Current assignee: Electronics and Telecommunications Research Institute (ETRI)
No PTAB proceedings on file. This patent has not been challenged via IPR, PGR, or CBM. The absence is itself a signal — well-asserted patents eventually attract IPRs. The LLM analysis below may surface filings the ODP feed hasn’t indexed yet.
PTAB challenges
AIA trial proceedings at the USPTO Patent Trial and Appeal Board — IPR, PGR, and CBM. Petitioners, judge panels, claim-level invalidation outcomes from Final Written Decisions, and Federal Circuit appeals. The single most important defensive datapoint after litigation history.
Proceedings overview
There are no AIA trial proceedings on file for U.S. Patent 9,112,934.
Strategic summary
As of May 29, 2026, there are no records of any AIA trial proceedings (Inter Partes Review, Post-Grant Review, or Covered Business Method review) having been filed against U.S. Patent 9,112,934. This means all claims (1-12) of the patent remain untested by the PTAB and are currently considered valid as issued by the USPTO.

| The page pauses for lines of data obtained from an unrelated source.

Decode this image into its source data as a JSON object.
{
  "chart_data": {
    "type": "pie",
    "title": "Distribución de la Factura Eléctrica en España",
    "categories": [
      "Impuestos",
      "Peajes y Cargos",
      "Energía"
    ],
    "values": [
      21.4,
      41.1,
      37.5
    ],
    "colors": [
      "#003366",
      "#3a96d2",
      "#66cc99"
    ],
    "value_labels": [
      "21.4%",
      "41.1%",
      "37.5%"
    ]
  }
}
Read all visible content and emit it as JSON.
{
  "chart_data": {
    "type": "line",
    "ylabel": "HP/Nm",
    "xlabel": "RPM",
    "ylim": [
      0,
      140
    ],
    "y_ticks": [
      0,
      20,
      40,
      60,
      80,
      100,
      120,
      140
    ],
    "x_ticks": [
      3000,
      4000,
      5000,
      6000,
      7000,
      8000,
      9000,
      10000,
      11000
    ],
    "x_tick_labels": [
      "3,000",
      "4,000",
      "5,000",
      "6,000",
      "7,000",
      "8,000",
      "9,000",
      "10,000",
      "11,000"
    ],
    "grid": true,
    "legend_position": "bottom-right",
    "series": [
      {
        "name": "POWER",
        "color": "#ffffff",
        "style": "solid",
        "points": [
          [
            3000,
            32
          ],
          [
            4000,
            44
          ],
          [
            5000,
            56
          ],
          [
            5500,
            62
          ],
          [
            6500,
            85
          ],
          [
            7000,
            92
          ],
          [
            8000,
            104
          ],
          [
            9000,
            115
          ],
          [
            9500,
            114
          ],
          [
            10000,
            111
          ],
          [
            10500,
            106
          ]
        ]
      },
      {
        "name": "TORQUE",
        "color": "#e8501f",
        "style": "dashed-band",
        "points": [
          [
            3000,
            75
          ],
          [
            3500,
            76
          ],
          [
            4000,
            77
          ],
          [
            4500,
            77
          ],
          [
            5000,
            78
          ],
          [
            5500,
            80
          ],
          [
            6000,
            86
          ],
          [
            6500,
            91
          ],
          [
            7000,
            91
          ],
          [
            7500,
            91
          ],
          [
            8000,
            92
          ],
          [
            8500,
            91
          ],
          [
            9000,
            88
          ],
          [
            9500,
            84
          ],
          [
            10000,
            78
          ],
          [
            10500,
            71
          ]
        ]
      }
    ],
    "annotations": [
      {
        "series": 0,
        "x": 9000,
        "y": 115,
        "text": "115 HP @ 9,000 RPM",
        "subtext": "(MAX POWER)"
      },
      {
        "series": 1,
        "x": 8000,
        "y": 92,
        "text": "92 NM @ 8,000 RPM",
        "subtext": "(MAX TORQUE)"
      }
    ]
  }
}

The absence of PTAB activity is notable, especially given the patent's active litigation history, as indicated by the infringement suit filed by ETRI against Charter Communications Operating, LLC in 2025. Typically, patents involved in litigation, particularly by entities that actively assert their intellectual property, become targets for AIA challenges.
Recommended next steps
Given the lack of PTAB activity, a defendant facing assertion of U.S. Patent 9,112,934 would need to consider initiating an AIA trial proceeding if they believe strong prior art exists that was not considered by the USPTO examiner. The independent claims (1 and 7) and their dependents would be open to challenge under § 102 (anticipation) or § 103 (obviousness) based on the prior art landscape identified in the patent analysis. Since no proceedings have been filed, there are no estoppel implications under § 315(e)(2) for any potential petitioner.